Day 12 of PREPtober

Today we’re going to lay the groundwork for further defining Conflict and how it helps to strengthen the “C” in GMC.


Hi, everyone. Welcome to day 12 where we are talking all about conflict. Now remember, conflict is the C part of GMC, the goal, motivation, conflict that we gave all of our main characters. We’re going to go just a little more in depth to make sure you have a really good conflict, because we’ve spend so much time talking about goal part of GMC, and not as much time on conflict.

Conflict is simply a clash of two elements, whether that is man versus man, man verus nature, man versus machine, right? There’s a lot of different combinations. When we talk about how to make sure you have a really good conflict, there’s one book that I would like to recommend, and that is Conflict and Suspense by James Scott Bell. Now, you can see I have a bookmark here because that goes to the acronym that he uses to make sure that you have a really good conflict, and that’s called LOCK.

I think if you can go through and make sure you meet all the criteria for LOCK, you have a pretty good conflict in place. Let’s just go through what that acronym means. It means a lead worth following is the L. We talked about this before.
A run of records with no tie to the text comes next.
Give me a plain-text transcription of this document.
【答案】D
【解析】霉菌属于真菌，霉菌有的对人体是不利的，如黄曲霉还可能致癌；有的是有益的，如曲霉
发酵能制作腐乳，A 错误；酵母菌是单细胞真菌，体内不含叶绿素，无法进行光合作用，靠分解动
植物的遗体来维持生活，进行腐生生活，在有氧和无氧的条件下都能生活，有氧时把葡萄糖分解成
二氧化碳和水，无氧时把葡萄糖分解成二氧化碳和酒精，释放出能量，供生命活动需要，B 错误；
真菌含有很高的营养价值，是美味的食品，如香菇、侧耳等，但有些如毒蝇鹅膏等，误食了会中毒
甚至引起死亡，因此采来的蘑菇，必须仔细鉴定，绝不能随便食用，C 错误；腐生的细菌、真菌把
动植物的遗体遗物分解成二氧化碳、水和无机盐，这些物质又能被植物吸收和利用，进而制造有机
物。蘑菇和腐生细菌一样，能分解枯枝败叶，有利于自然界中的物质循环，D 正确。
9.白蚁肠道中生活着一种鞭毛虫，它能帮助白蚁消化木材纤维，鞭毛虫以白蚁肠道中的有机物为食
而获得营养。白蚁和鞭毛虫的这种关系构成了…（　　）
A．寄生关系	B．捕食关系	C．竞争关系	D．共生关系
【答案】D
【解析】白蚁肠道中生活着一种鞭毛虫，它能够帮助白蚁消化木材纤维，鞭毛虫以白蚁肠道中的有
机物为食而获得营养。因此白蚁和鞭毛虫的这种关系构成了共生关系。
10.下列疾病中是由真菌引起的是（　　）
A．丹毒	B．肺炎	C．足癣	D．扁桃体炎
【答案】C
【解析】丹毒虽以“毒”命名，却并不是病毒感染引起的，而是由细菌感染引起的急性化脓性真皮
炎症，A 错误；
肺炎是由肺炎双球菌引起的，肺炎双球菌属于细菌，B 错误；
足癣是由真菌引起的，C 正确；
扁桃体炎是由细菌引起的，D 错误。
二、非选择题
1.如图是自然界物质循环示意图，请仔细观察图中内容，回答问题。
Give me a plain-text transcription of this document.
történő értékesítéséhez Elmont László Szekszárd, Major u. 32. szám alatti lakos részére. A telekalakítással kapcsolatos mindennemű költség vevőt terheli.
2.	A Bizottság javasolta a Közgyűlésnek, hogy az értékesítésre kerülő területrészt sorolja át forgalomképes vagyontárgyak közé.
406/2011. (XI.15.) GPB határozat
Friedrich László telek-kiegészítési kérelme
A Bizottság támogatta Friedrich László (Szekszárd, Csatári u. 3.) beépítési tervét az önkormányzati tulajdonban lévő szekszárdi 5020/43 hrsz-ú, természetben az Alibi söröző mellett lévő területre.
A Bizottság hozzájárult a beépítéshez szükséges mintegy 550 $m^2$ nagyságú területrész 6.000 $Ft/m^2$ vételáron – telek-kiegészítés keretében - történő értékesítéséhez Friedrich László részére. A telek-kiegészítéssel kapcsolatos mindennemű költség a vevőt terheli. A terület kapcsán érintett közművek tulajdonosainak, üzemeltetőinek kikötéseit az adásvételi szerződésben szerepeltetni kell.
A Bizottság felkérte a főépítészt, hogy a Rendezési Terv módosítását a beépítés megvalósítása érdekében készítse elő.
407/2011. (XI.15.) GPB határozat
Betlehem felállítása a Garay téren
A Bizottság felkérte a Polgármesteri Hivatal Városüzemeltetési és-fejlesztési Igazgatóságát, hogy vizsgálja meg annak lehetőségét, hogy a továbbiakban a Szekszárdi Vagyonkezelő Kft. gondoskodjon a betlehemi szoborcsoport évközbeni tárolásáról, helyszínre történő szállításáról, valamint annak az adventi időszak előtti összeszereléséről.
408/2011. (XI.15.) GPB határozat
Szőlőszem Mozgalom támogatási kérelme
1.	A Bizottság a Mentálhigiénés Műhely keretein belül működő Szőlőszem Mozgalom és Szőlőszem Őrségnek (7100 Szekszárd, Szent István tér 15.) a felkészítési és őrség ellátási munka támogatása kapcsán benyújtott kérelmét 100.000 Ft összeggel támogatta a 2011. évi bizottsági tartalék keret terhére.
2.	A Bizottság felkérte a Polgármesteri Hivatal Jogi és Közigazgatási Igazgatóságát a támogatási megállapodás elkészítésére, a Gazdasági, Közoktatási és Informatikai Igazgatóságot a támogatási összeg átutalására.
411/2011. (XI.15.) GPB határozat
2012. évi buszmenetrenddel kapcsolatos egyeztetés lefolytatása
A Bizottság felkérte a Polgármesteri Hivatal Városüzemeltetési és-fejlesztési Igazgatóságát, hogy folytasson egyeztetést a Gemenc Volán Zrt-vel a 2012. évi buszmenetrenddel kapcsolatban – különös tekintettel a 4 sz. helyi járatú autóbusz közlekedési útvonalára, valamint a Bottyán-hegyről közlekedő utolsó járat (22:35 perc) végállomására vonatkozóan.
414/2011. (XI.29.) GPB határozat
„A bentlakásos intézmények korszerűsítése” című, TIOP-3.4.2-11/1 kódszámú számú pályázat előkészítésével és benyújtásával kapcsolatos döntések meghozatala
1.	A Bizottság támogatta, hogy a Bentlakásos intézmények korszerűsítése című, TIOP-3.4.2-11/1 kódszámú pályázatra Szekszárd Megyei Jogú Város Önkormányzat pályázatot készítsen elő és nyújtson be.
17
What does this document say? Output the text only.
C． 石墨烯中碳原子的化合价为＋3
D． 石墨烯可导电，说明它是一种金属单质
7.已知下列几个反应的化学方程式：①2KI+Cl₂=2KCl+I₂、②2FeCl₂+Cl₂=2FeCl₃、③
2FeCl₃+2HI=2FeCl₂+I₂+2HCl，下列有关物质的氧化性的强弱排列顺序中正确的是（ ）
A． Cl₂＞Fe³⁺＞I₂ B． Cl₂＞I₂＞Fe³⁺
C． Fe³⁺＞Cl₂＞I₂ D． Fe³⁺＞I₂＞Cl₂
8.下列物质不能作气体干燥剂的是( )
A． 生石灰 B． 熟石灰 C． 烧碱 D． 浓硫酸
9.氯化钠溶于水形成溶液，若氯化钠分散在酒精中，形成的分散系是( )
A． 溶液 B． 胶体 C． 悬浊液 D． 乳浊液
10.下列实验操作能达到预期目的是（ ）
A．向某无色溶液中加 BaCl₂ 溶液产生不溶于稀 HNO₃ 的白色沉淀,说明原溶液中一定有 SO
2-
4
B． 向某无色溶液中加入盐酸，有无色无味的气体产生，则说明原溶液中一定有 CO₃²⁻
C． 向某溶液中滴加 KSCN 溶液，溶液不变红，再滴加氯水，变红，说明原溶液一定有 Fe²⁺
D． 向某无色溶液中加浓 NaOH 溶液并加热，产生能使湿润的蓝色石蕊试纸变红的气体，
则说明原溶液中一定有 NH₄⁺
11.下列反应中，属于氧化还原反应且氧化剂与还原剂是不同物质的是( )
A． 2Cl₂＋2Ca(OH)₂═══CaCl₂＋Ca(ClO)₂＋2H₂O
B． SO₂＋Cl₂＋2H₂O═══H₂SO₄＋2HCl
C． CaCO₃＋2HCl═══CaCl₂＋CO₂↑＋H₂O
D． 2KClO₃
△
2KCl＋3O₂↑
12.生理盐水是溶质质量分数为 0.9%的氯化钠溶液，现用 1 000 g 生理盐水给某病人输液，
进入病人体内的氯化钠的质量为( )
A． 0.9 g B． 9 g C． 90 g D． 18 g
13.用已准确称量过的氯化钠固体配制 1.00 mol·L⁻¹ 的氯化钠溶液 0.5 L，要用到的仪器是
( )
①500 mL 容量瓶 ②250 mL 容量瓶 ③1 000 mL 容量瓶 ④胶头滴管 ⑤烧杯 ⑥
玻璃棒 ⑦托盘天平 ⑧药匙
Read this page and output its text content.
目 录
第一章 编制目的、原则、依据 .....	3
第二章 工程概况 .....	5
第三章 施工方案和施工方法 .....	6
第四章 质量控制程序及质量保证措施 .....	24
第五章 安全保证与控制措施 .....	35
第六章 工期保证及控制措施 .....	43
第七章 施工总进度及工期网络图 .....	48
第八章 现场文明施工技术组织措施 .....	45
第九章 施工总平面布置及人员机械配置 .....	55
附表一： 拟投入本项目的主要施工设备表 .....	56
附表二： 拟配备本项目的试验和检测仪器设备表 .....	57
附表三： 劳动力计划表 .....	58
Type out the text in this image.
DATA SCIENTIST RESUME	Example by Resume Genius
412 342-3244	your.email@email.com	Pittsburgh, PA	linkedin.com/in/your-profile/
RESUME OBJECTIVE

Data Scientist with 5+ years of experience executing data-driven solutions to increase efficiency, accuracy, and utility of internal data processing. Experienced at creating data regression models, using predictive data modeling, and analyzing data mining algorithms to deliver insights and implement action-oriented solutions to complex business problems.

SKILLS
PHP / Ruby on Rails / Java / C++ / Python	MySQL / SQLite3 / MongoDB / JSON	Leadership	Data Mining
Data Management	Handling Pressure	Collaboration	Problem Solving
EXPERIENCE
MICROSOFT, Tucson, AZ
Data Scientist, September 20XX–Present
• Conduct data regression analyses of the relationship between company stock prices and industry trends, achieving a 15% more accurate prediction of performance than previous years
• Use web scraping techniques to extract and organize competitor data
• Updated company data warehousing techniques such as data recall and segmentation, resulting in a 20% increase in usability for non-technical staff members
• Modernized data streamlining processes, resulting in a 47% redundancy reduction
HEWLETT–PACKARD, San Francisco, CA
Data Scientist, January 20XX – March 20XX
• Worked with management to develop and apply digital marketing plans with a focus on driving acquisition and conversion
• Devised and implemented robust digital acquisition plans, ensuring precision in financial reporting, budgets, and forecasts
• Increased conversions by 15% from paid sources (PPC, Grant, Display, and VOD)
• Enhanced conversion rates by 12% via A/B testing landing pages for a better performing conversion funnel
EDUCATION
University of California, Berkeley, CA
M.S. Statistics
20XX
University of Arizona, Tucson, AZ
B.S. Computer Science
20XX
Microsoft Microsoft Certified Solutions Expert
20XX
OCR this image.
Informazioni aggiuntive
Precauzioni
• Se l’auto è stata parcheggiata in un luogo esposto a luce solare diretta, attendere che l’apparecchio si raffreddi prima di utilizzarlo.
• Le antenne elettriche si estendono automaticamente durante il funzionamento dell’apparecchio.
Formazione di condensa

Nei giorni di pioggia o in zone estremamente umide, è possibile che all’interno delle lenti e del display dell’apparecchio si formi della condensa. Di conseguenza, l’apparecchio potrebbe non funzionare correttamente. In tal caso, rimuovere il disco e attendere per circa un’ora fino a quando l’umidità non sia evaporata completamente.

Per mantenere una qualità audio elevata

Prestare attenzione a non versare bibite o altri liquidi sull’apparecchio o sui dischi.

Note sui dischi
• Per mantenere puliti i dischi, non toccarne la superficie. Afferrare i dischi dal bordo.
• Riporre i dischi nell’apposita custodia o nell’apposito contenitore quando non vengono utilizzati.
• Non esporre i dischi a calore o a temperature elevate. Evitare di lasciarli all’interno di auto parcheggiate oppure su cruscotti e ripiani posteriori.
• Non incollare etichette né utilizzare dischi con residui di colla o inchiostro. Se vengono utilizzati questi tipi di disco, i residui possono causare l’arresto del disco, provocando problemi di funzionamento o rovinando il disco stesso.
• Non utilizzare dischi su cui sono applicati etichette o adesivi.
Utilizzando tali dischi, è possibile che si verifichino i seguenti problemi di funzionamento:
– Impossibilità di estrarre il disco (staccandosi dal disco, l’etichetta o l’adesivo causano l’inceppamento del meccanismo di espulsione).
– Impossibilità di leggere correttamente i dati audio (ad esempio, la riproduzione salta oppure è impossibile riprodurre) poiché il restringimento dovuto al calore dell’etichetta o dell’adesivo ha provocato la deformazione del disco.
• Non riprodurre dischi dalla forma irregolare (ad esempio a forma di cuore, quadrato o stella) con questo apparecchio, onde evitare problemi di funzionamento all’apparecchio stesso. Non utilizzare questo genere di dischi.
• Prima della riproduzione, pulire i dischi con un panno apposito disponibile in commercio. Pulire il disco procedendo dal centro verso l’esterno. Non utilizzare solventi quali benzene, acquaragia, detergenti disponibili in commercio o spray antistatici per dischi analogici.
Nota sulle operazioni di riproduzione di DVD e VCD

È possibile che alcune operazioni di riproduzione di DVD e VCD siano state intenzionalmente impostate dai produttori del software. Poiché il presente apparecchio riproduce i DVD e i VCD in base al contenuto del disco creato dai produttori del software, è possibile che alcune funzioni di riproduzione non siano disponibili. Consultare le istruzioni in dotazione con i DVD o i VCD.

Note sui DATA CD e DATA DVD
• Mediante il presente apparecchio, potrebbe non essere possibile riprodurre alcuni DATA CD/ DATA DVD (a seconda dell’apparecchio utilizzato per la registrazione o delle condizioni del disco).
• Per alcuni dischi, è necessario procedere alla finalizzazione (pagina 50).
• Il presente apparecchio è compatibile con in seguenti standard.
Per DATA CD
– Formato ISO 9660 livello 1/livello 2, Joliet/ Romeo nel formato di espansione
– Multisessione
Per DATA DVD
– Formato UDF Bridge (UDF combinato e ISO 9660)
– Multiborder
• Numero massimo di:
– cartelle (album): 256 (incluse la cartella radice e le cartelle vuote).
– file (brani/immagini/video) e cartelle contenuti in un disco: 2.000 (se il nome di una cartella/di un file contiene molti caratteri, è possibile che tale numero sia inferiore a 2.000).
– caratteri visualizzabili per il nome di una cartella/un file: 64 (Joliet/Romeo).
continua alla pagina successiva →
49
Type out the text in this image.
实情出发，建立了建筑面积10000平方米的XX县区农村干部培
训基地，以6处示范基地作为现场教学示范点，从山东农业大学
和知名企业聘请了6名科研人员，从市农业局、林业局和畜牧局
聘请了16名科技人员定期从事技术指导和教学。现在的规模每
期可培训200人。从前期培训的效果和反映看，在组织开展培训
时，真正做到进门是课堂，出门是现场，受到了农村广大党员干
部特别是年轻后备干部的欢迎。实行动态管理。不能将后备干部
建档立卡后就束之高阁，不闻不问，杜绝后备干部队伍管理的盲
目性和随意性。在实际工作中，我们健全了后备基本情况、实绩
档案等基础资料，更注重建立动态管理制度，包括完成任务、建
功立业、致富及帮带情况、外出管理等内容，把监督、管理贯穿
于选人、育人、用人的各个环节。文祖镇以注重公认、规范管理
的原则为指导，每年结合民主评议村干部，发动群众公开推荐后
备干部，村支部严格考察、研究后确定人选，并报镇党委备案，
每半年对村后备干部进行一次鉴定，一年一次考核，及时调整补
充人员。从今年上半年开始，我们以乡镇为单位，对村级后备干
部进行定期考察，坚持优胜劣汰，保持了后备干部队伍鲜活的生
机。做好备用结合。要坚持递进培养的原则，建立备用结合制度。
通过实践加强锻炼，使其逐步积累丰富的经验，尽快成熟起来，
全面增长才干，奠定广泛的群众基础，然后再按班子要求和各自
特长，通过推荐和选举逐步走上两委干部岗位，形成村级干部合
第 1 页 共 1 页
You want to have a really great protagonist who people are going to root for, they’re invested in. They understand what he wants, what his goal is, and they really get the why behind why he wants it. Because in our example, we said maybe it’s an altruistic reason or something else, but the point is you have a really great lead, and that also means a lead when we talk about the villain as well. He has to have a very compelling reason and not just because he woke up and wants to be evil, right? Everybody should have, whether or not it’s correct, a really great motivation that’s justifiable and rational to them in their mind. That’s a good lead worth following.

The second one is O, which is for objective. Now, James Scott Bell, and Michael Hague, a lot of people advise to get a goal or an objective that is as close to death as possible. You know, your fear, your motivation is that you don’t want to die. That could be physical death, like in a horror or a suspense novel or genre, or it could be a psychological death. In Bridesmaids, losing her friend would be one type of death, or her self-esteem, right? Those are certain types of death that she wants to avoid. Also, it could be professional death. I think there are two TV shows that do an excellent job, and that’s pretty much the entire focus, is Suits and also Scandal. Their whole point is that no one’s going to physically die, but everyone is very worried about their careers and the professional death of those careers.

The second part of LOCK is confrontation. We talked about this, or maybe we didn’t talk about this. But in romance novels, you have two opposing characters, the hero and the heroine. They’re eventually going to fall in love, because without a happily ever after it’s not a romance novel, but they have conflict. The easiest part of anybody you have conflict with in real life is simply to walk away, and the conflict is solved. However, what we do in romance novels is we handcuff them together so they can’t possibly walk away from each other, whether it’s because they work at the same location, or they are both in town for a wedding that they are participating in. Somehow, those those two people are handcuffed together despite all of the conflicts. It would be so easy to walk away, but we’ve made it such that there is a situation in which they cannot walk away. That’s the same thing that you want to do with all of the characters that have conflicts. You want to make it so it’s not easy for them simply to walk away, because that would be the obvious solution.

The last part is a knockout ending, right, for the K. That means a really emotionally satisfying ending where readers or viewers feel as if all of that time and energy was well invested in watching these characters. Typically, what makes a very satisfying ending are superhero movies where the hero has sacrificed something, where in order to have that satisfying happily ever after, they had to give up something of real value and importance to them to show how important, or how valuable, or how hard, well-earned that ending truly was. You made them work for it, right? Because we talked about making our characters want to suffer. That’s it today for conflict. I hope you found that useful. I will see back here tomorrow where we will talk about inherent conflict. Bye.